At first glance, Columbus, Indiana, about an hour’s drive south of Indianapolis, represents the Midwest that Americans are nostalgic for. College sports headline the news, and soda jerks at Zaharakos pull ice cream floats the way they have since 1900. The diesel engine manufacturer Cummins plies its global trade while nearby farmers plan their next crop. Yet a trove of avant-garde architecture—seven National Historic Landmarks from the mid-20th century and many more buildings that exemplify design since then—suggests that the city, population 45,000, prefers to look forward. When it opens in August, the design initiative Exhibit Columbus—in its second year, comprising 15 installations throughout downtown—will underscore this pairing of heartland and modernism.

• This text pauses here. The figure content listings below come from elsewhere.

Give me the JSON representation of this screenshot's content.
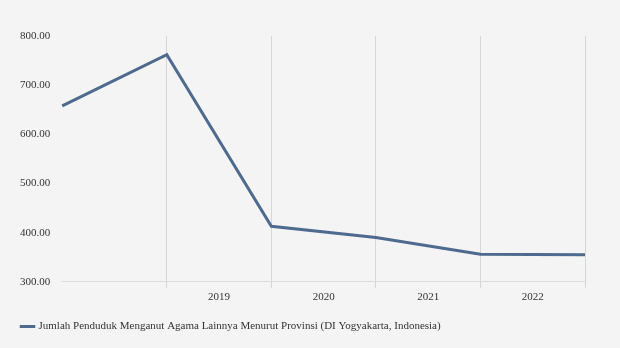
{
  "chart_data": {
    "type": "line",
    "categories": [
      null,
      "2019",
      "2020",
      "2021",
      "2022",
      null
    ],
    "series": [
      {
        "name": "Jumlah Penduduk Menganut Agama Lainnya Menurut Provinsi (DI Yogyakarta, Indonesia)",
        "color": "#4f6a8f",
        "values": [
          658,
          762,
          413,
          390,
          356,
          355
        ]
      }
    ],
    "ylim": [
      300,
      800
    ],
    "yticks": [
      {
        "value": 300,
        "label": "300.00"
      },
      {
        "value": 400,
        "label": "400.00"
      },
      {
        "value": 500,
        "label": "500.00"
      },
      {
        "value": 600,
        "label": "600.00"
      },
      {
        "value": 700,
        "label": "700.00"
      },
      {
        "value": 800,
        "label": "800.00"
      }
    ],
    "grid": true,
    "legend": "bottom"
  }
}
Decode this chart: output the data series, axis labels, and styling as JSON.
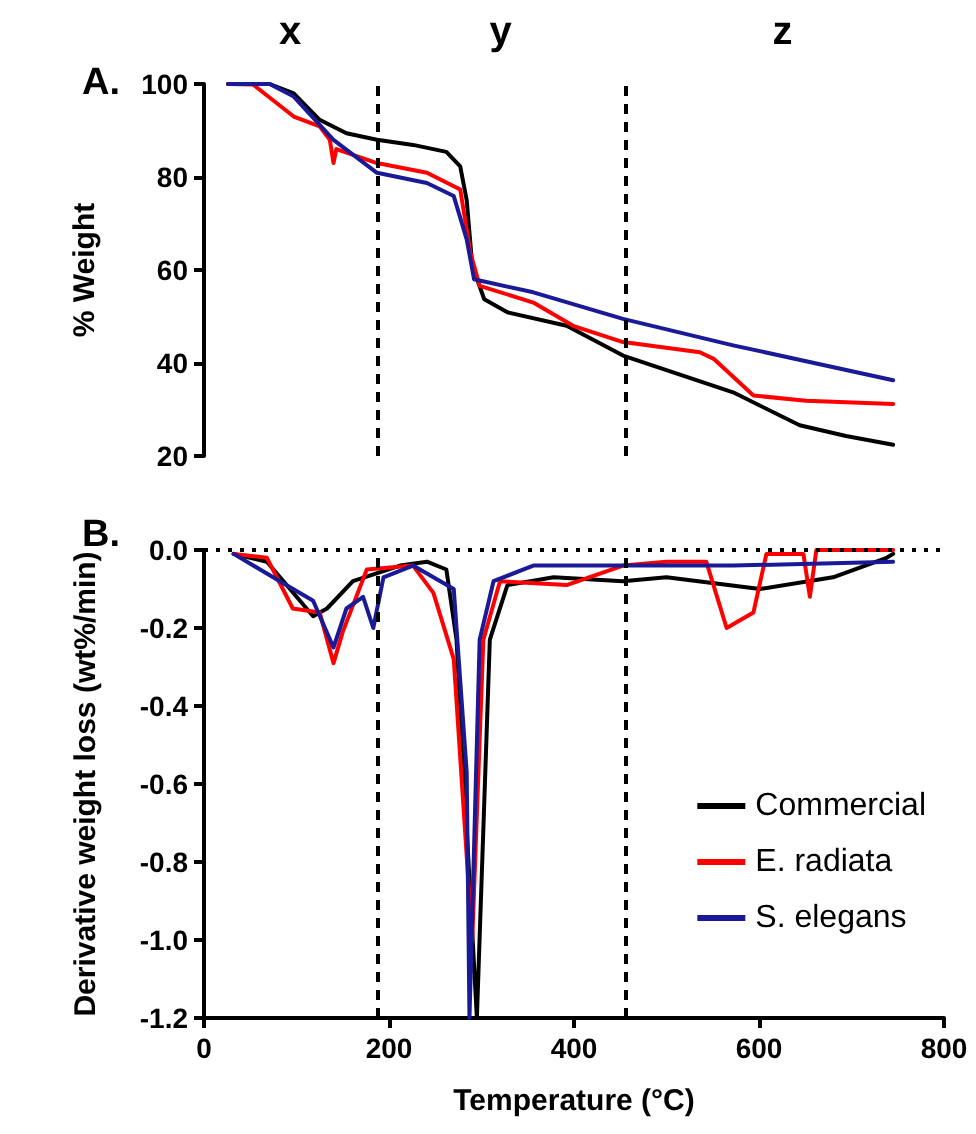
{
  "chart_data": [
    {
      "type": "line",
      "title": "A.",
      "ylabel": "% Weight",
      "annotations": [
        "x",
        "y",
        "z"
      ],
      "xlim": [
        0,
        800
      ],
      "ylim": [
        20,
        100
      ],
      "yticks": [
        20,
        40,
        60,
        80,
        100
      ],
      "tick_labels": "y",
      "grid": false,
      "legend": false,
      "marker": "none",
      "line_style": "solid",
      "ref_lines": [
        {
          "axis": "x",
          "value": 188,
          "color": "#000000",
          "line_style": "dashed"
        },
        {
          "axis": "x",
          "value": 455,
          "color": "#000000",
          "line_style": "dashed"
        }
      ],
      "series": [
        {
          "color": "#000000",
          "x": [
            26,
            71,
            97,
            125,
            154,
            187,
            226,
            262,
            277,
            284,
            290,
            303,
            328,
            392,
            453,
            572,
            644,
            694,
            745
          ],
          "values": [
            100,
            100,
            98,
            92.3,
            89.4,
            88,
            86.9,
            85.4,
            82.3,
            75,
            60.9,
            53.7,
            50.9,
            48,
            41.6,
            33.7,
            26.6,
            24.3,
            22.4
          ]
        },
        {
          "color": "#ff0000",
          "x": [
            26,
            53,
            97,
            125,
            136,
            140,
            143,
            187,
            241,
            277,
            288,
            298,
            356,
            399,
            453,
            536,
            551,
            594,
            651,
            745
          ],
          "values": [
            100,
            99.9,
            93,
            90.9,
            88,
            83,
            86,
            83,
            80.9,
            77.3,
            63.7,
            56.6,
            53,
            48,
            44.5,
            42.3,
            40.9,
            33,
            31.9,
            31.2
          ]
        },
        {
          "color": "#1a1a99",
          "x": [
            26,
            71,
            97,
            140,
            187,
            241,
            270,
            284,
            292,
            356,
            453,
            572,
            745
          ],
          "values": [
            100,
            100,
            97.3,
            88,
            80.9,
            78.7,
            75.9,
            66.6,
            58,
            55.2,
            49.5,
            43.8,
            36.3
          ]
        }
      ]
    },
    {
      "type": "line",
      "title": "B.",
      "xlabel": "Temperature (°C)",
      "ylabel": "Derivative weight loss (wt%/min)",
      "xlim": [
        0,
        800
      ],
      "xticks": [
        0,
        200,
        400,
        600,
        800
      ],
      "ylim": [
        -1.2,
        0
      ],
      "yticks": [
        -1.2,
        {
          "value": -1.0,
          "label": "-1.0"
        },
        -0.8,
        -0.6,
        -0.4,
        -0.2,
        {
          "value": 0,
          "label": "0.0"
        }
      ],
      "grid": false,
      "legend": "bottom right",
      "marker": "none",
      "line_style": "solid",
      "ref_lines": [
        {
          "axis": "x",
          "value": 188,
          "color": "#000000",
          "line_style": "dashed"
        },
        {
          "axis": "x",
          "value": 455,
          "color": "#000000",
          "line_style": "dashed"
        },
        {
          "axis": "y",
          "value": 0,
          "color": "#000000",
          "line_style": "dotted"
        }
      ],
      "series": [
        {
          "name": "Commercial",
          "color": "#000000",
          "x": [
            32,
            68,
            118,
            133,
            161,
            212,
            241,
            262,
            273,
            295,
            309,
            328,
            378,
            453,
            500,
            601,
            680,
            738,
            745
          ],
          "values": [
            -0.01,
            -0.03,
            -0.17,
            -0.15,
            -0.08,
            -0.04,
            -0.03,
            -0.05,
            -0.23,
            -1.2,
            -0.23,
            -0.09,
            -0.07,
            -0.08,
            -0.07,
            -0.1,
            -0.07,
            -0.02,
            -0.01
          ]
        },
        {
          "name": "E. radiata",
          "color": "#ff0000",
          "x": [
            32,
            68,
            96,
            125,
            140,
            150,
            176,
            226,
            248,
            270,
            290,
            302,
            320,
            392,
            453,
            500,
            543,
            565,
            594,
            608,
            648,
            655,
            662,
            745
          ],
          "values": [
            -0.01,
            -0.02,
            -0.15,
            -0.16,
            -0.29,
            -0.21,
            -0.05,
            -0.04,
            -0.11,
            -0.28,
            -1.0,
            -0.23,
            -0.08,
            -0.09,
            -0.04,
            -0.03,
            -0.03,
            -0.2,
            -0.16,
            -0.01,
            -0.01,
            -0.12,
            0,
            0
          ]
        },
        {
          "name": "S. elegans",
          "color": "#1a1a99",
          "x": [
            32,
            82,
            118,
            140,
            154,
            172,
            183,
            194,
            226,
            270,
            284,
            287,
            298,
            313,
            356,
            453,
            572,
            745
          ],
          "values": [
            -0.01,
            -0.08,
            -0.13,
            -0.25,
            -0.15,
            -0.12,
            -0.2,
            -0.07,
            -0.04,
            -0.1,
            -0.57,
            -1.2,
            -0.23,
            -0.08,
            -0.04,
            -0.04,
            -0.04,
            -0.03
          ]
        }
      ]
    }
  ]
}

The city could use a spotlight. “My parents didn’t pay attention to it,” says project helmsman Richard McCoy, a native Hoosier who grew up in West Lafayette, a two-hour drive from Columbus. Even design aficionados haven’t necessarily seen the architecture firsthand. Dwayne Oyler, of Los Angeles architecture studio Oyler Wu Collaborative, says of his first visit (which Exhibit Columbus sponsored last year): “I’m from a small town in Kansas, and I’ve never been to a place where the commitment to the greater good seems so palpable.” The American Institute of Architects calls Columbus the most architecturally important small city in the U.S., but 20 times more people participated in tours run by the Chicago Architecture Foundation last year than strolled through the Columbus Area Visitors Center.
An ecumenical church launched Columbus’s long affair with contemporary expression. Located a few steps from the city’s commercial core and completed in 1942, First Christian Church notably pairs a crisp sanctuary hall with a 166-foot-tall campanile decorated only in gridded reliefs and a minimalist clock mounted left of center. For First Christian’s congregation, austerity meant nobody would feel alienated by the new building. Its approach had no precedent and secured the place of its designer, Eliel Saarinen (father of architect Eero Saarinen), in history.
The city later spawned other career-making buildings. In 1957 Harry Weese linked a series of house-like shapes to form Lillian C. Schmitt Elementary School; nine years later, he would follow a similar playbook, abstracting the civic monuments of Washington, D.C., in his designs for the city’s Metro stations. Master of postmodernism Robert Venturi gave early form to that movement with Fire Station 4, alternating red and white bricks to make the building appear more graphic than spatial. It was his fourth project.
Even the most cutting-edge buildings were conceived with an eye to visual cohesion and community benefit. Which is what makes Columbus more astounding than any one architectural feat. “I don’t think Columbus is a laboratory,” says MoMA curator Sean Anderson. “It’s a conversation between buildings.” In 2016 filmmaker Kogonada, who shot his indie feature, Columbus (a darling of this year’s Sundance Film Festival), on location here, equated the city with the “promise and fulfillment” of modernism. Less recently, Lady Bird Johnson dubbed Columbus the “Athens of the prairie.”
And J. Irwin Miller was its Aristotle. He took over Cummins from his greatuncle in 1947 and was the company’s chairman until 1977. For decades after his family donated the land and commissioned the design for First Christian, he championed architectural excellence. Cummins treated every new headquarters facility as an important commission, and through its foundation offered to pay the design fees for public buildings if those clients selected architects from a vetted shortlist. Behold, Athens.
Since Columbus’s postwar boom, construction has been no less unpretentious, transparent, democratic—in a word, modernist. But its pace has slowed. Mayor Jim Lienhoop also notes that many of his constituents have “become accustomed to the buildings,” just as any native New Yorker might shrug at the Guggenheim. And while Cummins is as strong as ever, Miller’s death in 2004 and the shuttering of the family’s bank in 2009 led some locals to wonder, McCoy says, if their responsibility was to preserve an erstwhile golden age.
Exhibit Columbus proposes that supporting radical new architecture best honors the past. Its centerpiece was a competition for five temporary installations built at modernist icons on Fifth Street, from First Christian and the I. M. Pei–designed library facing it to a riverside park near Cummins headquarters. Winners range from young Turks like Oyler Wu, which has conceived an intricate pavilion, to academic favorite Plan B Architecture & Urbanism of New Haven, Connecticut, which will insert an “urban forest” of mirrored columns and conversation spots inside Cummins HQ’s street-front pergola. New York’s Aranda\ Lasch—which recently built a Deco-inspired retail building in Miami housing tenants such as Tom Ford—is depositing limestone on the banks of a lake as a type of usable land art.
“Each project casts the famed architecture in a new light and asks viewers to see themselves in the city differently,” says Anderson, who served on the competition jury. It all could prove that reports of the Rust Belt’s demise are greatly exaggerated. “There’s a can-do spirit here,” Lienhoop says, “and a lot of it has to do with the architecture.”